Memphis Police Chief Cerelyn Davis said Thursday that officers have no evidence to arrest Nichols and called the video “abhorrent, reckless and inhumane.”
“We’ve looked at the cameras, we’ve looked at the body-worn cameras, and even if something happened before the shutdown, we haven’t been able to prove it at this time,” Davis said. at CNN. “We were unable to justify the reckless driving.”
Bodycam footage released by the city of Memphis on Friday revealed the ‘confrontation’ was actually a 5-to-1 Nichols takedown which his attorneys described as officers beating the man like a ‘human pinata’ as he was screaming for his mother. Nichols died three days after the arrest.
Less than three weeks after the initial incident, five of the officers involved in the incident have been charged with second degree murder. Two Shelby County sheriff’s deputies have also been placed on leave pending an investigation into their conduct, according to a statement from the sheriff’s department released Friday.
The Shelby Sheriff’s Department did not immediately respond to Insider’s request for comment. The Memphis Police Department and the Tennessee Bureau of Investigation, which is handling the investigation into the incident, did not immediately respond to Insider’s request for comment.
Before the video was released, the Memphis police chief described the arrest as “abhorrent” and “inhumane”.
The videos, released in four parts showing perspectives from different officers’ body cameras, show no reckless driving by Nichols and begin with a tense scene of officers ordering him out of the car.
In one video, an officer can be heard ordering Nichols to “get the hell out of that fucking car.” After Nichols replies that he “didn’t do anything”, the officer pulls him out of the car and throws him to the ground.
“I’m going to taser your ass,” the officer can be heard saying.
Nichols stands up and struggles with the officer before the officer deploys his Taser and misses Nichols.
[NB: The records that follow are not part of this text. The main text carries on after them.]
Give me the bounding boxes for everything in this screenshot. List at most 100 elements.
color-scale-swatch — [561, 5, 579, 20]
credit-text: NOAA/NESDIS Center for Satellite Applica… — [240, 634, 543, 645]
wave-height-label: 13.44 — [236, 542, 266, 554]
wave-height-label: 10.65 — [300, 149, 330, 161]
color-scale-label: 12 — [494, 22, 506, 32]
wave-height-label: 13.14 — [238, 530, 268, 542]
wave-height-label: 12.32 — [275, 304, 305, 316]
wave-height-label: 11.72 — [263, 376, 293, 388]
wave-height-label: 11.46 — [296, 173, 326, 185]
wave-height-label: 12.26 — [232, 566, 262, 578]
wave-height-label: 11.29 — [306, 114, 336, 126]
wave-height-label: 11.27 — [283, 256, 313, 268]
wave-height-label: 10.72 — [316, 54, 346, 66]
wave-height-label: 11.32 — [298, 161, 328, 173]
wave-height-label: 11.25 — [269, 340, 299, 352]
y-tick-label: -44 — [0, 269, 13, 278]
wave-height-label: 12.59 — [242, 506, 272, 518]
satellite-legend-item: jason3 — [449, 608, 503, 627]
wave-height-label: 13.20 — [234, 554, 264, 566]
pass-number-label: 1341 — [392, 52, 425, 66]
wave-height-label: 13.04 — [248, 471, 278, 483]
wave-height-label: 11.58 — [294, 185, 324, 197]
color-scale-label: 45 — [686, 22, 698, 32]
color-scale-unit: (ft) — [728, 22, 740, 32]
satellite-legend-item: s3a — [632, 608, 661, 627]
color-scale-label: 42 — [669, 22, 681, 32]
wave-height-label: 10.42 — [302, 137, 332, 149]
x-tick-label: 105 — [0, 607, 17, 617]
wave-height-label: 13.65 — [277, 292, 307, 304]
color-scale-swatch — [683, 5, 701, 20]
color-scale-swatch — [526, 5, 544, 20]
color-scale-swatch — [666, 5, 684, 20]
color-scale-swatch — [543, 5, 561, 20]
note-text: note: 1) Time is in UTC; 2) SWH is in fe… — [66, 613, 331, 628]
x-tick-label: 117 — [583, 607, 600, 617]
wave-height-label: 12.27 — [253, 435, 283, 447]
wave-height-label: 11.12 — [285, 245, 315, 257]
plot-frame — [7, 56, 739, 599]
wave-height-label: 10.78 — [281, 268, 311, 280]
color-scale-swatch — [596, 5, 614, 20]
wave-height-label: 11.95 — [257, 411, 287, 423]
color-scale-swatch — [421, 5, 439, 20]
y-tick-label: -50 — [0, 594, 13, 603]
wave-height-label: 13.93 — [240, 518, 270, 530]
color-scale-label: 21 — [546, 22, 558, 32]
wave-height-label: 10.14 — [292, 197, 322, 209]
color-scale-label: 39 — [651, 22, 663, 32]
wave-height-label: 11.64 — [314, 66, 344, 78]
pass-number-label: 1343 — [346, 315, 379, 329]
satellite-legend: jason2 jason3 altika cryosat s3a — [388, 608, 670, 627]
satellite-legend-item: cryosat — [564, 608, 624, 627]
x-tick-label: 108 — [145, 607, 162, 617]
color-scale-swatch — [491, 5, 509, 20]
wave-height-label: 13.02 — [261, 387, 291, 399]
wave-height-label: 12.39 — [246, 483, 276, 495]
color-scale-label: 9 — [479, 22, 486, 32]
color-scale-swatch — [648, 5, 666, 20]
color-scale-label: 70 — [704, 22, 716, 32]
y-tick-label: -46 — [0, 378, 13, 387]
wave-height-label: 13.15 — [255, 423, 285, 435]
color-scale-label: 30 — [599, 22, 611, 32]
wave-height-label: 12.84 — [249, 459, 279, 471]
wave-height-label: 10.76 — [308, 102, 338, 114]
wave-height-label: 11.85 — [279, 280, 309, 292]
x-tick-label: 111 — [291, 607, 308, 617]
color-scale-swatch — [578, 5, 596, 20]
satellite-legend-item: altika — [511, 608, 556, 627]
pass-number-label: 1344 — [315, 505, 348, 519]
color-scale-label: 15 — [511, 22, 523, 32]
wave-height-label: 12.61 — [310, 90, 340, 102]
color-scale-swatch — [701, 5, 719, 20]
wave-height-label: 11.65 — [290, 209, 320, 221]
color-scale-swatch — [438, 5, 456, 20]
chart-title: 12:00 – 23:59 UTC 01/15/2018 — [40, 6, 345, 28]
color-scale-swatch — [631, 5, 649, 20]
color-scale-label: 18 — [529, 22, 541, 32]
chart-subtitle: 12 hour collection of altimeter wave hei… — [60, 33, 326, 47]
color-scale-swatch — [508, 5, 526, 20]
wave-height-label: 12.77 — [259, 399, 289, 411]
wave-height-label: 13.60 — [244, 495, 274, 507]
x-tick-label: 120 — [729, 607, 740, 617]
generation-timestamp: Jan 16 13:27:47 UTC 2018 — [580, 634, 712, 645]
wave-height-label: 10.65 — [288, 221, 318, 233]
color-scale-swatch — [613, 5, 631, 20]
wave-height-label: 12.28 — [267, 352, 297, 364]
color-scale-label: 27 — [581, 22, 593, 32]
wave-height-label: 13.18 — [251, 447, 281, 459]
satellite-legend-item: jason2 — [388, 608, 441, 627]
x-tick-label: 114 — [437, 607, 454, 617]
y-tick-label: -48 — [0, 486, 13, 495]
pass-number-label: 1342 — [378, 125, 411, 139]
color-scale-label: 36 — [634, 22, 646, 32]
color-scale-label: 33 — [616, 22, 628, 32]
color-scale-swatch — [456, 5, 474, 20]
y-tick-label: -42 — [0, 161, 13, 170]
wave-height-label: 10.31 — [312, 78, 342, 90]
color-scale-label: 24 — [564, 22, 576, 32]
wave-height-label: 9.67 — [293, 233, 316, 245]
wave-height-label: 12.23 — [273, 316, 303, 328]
He then flees.
Another officer can be heard saying, “I hope they stomp his ass.”
In another body camera video, Nichols can be seen repeatedly stomped on and punched by officers as he cries out for his mother. Later in the sequence, Nichols’ cries become less coherent, his speech becomes wild, and he struggles to get up.
The original statement from the Memphis Police Department makes no mention of the conduct of the officer who caused Nichols to be transported to the hospital, although a January 10 Tennessee Bureau of Investigation statement said he “died of his injuries”.
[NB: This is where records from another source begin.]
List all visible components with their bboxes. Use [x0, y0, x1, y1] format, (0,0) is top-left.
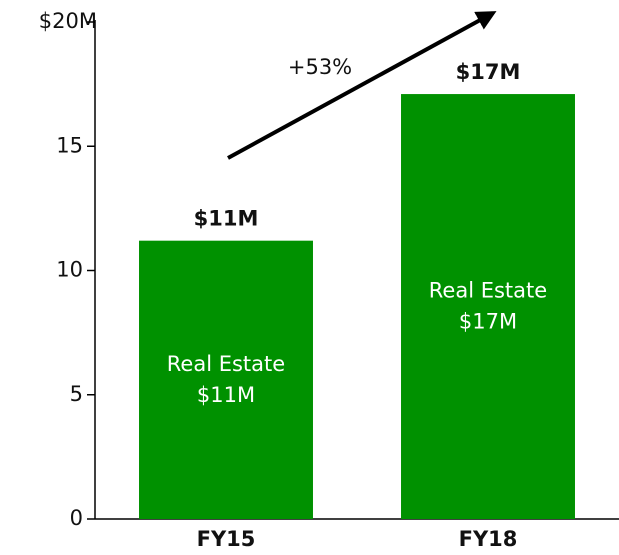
- value-label: $17M: [456, 60, 521, 84]
- inner-value-label: $11M: [197, 383, 255, 407]
- bar: [401, 94, 575, 519]
- bar: [139, 240, 313, 519]
- y-tick-label: 10: [56, 258, 83, 282]
- series-label: Real Estate: [429, 279, 547, 303]
- x-tick-label: FY18: [459, 527, 518, 551]
- y-tick-label: 5: [70, 382, 83, 406]
- y-tick-label: 15: [56, 133, 83, 157]
- growth-arrow: [227, 11, 497, 160]
- annotation: +53%: [288, 55, 352, 79]
- series-label: Real Estate: [167, 352, 285, 376]
- value-label: $11M: [194, 207, 259, 231]
- x-tick-label: FY15: [197, 527, 256, 551]
- y-tick-label: $20M: [39, 9, 97, 33]
- inner-value-label: $17M: [459, 310, 517, 334]
- y-tick-label: 0: [70, 506, 83, 530]
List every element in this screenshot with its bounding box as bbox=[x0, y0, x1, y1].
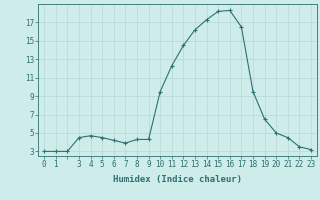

—Tennessee Bureau of Investigation (@TBInvestigation) January 10, 2023
Legal experts told Insider the footage revealed a “breakdown” in police protocol and described the incident as “excessive”.
“There is no reason why five officers should be reduced to closed fists in order to subdue a suspect who does not appear to be violent in return, but at worst it can be said that he is not complying with their orders,” Joshua Ritter, a Los Angeles criminal defense attorney, former prosecutor and partner with El Dabe Ritter Trial Lawyers, told Insider of the footage.
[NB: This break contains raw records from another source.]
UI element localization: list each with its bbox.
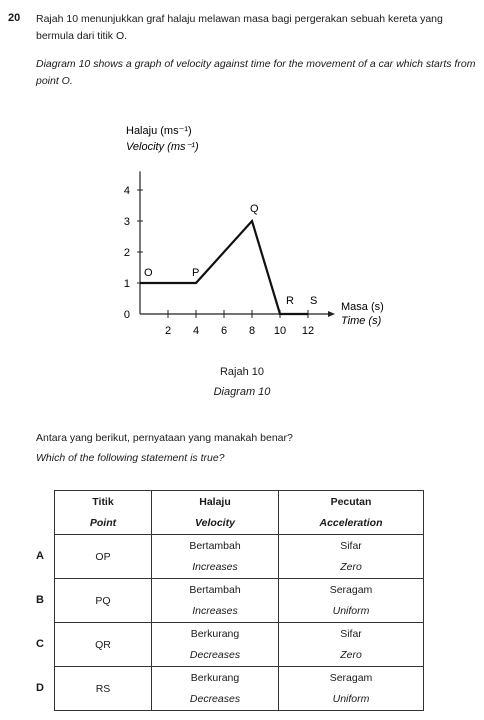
x-axis-label-en: Time (s) xyxy=(341,315,382,327)
point-label-r: R xyxy=(286,295,294,307)
velocity-en: Increases xyxy=(192,604,238,617)
acceleration-ms: Seragam xyxy=(329,671,373,684)
y-axis-label-en: Velocity (ms⁻¹) xyxy=(126,141,199,153)
acceleration-cell: Seragam Uniform xyxy=(278,666,424,711)
option-letter[interactable]: B xyxy=(36,594,44,606)
point-label-o: O xyxy=(144,267,153,279)
table-row: QR Berkurang Decreases Sifar Zero xyxy=(54,622,424,667)
prompt-en: Which of the following statement is true… xyxy=(36,452,225,464)
acceleration-en: Uniform xyxy=(332,692,370,705)
y-tick-label: 4 xyxy=(124,185,130,197)
header-velocity: Halaju Velocity xyxy=(151,490,279,535)
velocity-line xyxy=(140,218,308,316)
header-point-ms: Titik xyxy=(92,495,114,508)
acceleration-ms: Seragam xyxy=(329,583,373,596)
velocity-cell: Bertambah Increases xyxy=(151,578,279,623)
origin-label: 0 xyxy=(124,309,130,321)
table-header-row: Titik Point Halaju Velocity Pecutan Acce… xyxy=(54,490,424,535)
option-letter[interactable]: D xyxy=(36,682,44,694)
acceleration-en: Uniform xyxy=(332,604,370,617)
acceleration-ms: Sifar xyxy=(340,539,362,552)
header-point: Titik Point xyxy=(54,490,152,535)
acceleration-en: Zero xyxy=(340,560,362,573)
header-acceleration: Pecutan Acceleration xyxy=(278,490,424,535)
velocity-en: Decreases xyxy=(189,648,241,661)
velocity-cell: Berkurang Decreases xyxy=(151,622,279,667)
y-axis-label-ms: Halaju (ms⁻¹) xyxy=(126,125,192,137)
table-row: RS Berkurang Decreases Seragam Uniform xyxy=(54,666,424,711)
velocity-ms: Berkurang xyxy=(190,671,240,684)
diagram-caption-en: Diagram 10 xyxy=(213,386,271,398)
header-acceleration-ms: Pecutan xyxy=(330,495,372,508)
point-cell: PQ xyxy=(54,578,152,623)
question-text-en: Diagram 10 shows a graph of velocity aga… xyxy=(36,58,476,87)
point-label-p: P xyxy=(192,267,199,279)
x-tick-label: 12 xyxy=(302,325,314,337)
header-velocity-en: Velocity xyxy=(195,516,235,529)
table-row: OP Bertambah Increases Sifar Zero xyxy=(54,534,424,579)
header-acceleration-en: Acceleration xyxy=(319,516,383,529)
options-table: Titik Point Halaju Velocity Pecutan Acce… xyxy=(54,490,424,711)
x-tick-label: 4 xyxy=(193,325,199,337)
point-label-s: S xyxy=(310,295,317,307)
velocity-cell: Bertambah Increases xyxy=(151,534,279,579)
velocity-cell: Berkurang Decreases xyxy=(151,666,279,711)
option-letter[interactable]: A xyxy=(36,550,44,562)
acceleration-cell: Sifar Zero xyxy=(278,622,424,667)
header-velocity-ms: Halaju xyxy=(199,495,231,508)
velocity-ms: Bertambah xyxy=(189,539,241,552)
x-tick-label: 8 xyxy=(249,325,255,337)
x-tick-label: 2 xyxy=(165,325,171,337)
acceleration-cell: Seragam Uniform xyxy=(278,578,424,623)
point-label: PQ xyxy=(95,594,111,607)
point-cell: QR xyxy=(54,622,152,667)
question-text-ms: Rajah 10 menunjukkan graf halaju melawan… xyxy=(36,13,443,42)
point-label: RS xyxy=(95,682,111,695)
x-axis-label-ms: Masa (s) xyxy=(341,301,384,313)
y-tick-label: 1 xyxy=(124,278,130,290)
acceleration-en: Zero xyxy=(340,648,362,661)
x-tick-label: 10 xyxy=(274,325,286,337)
prompt-ms: Antara yang berikut, pernyataan yang man… xyxy=(36,432,293,444)
acceleration-cell: Sifar Zero xyxy=(278,534,424,579)
velocity-en: Increases xyxy=(192,560,238,573)
header-point-en: Point xyxy=(89,516,117,529)
x-axis-arrow xyxy=(328,311,335,317)
velocity-ms: Berkurang xyxy=(190,627,240,640)
x-tick-label: 6 xyxy=(221,325,227,337)
diagram-caption-ms: Rajah 10 xyxy=(219,366,265,378)
point-cell: OP xyxy=(54,534,152,579)
point-label: QR xyxy=(95,638,111,651)
question-number: 20 xyxy=(8,12,21,24)
y-tick-label: 3 xyxy=(124,216,130,228)
point-label-q: Q xyxy=(250,203,259,215)
acceleration-ms: Sifar xyxy=(340,627,362,640)
point-cell: RS xyxy=(54,666,152,711)
table-row: PQ Bertambah Increases Seragam Uniform xyxy=(54,578,424,623)
y-tick-label: 2 xyxy=(124,247,130,259)
option-letter[interactable]: C xyxy=(36,638,44,650)
point-label: OP xyxy=(95,550,111,563)
velocity-en: Decreases xyxy=(189,692,241,705)
velocity-ms: Bertambah xyxy=(189,583,241,596)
Nationwide, anti-police brutality protests have grown as people react to body camera footage, prompting comparisons to the 2020 video of George Floyd’s death, when the officer Derek Chauvin knelt on his neck for several minutes as Floyd cried that he couldn’t breathe. Chauvin was sentenced to 22.5 years in prison for Floyd’s murder.
Instead of circulating body camera footage of Nichols’ death, which experts say may do more harm than good, many activists are releasing videos of him skateboarding to remember him as someone. one who “lived in joy”.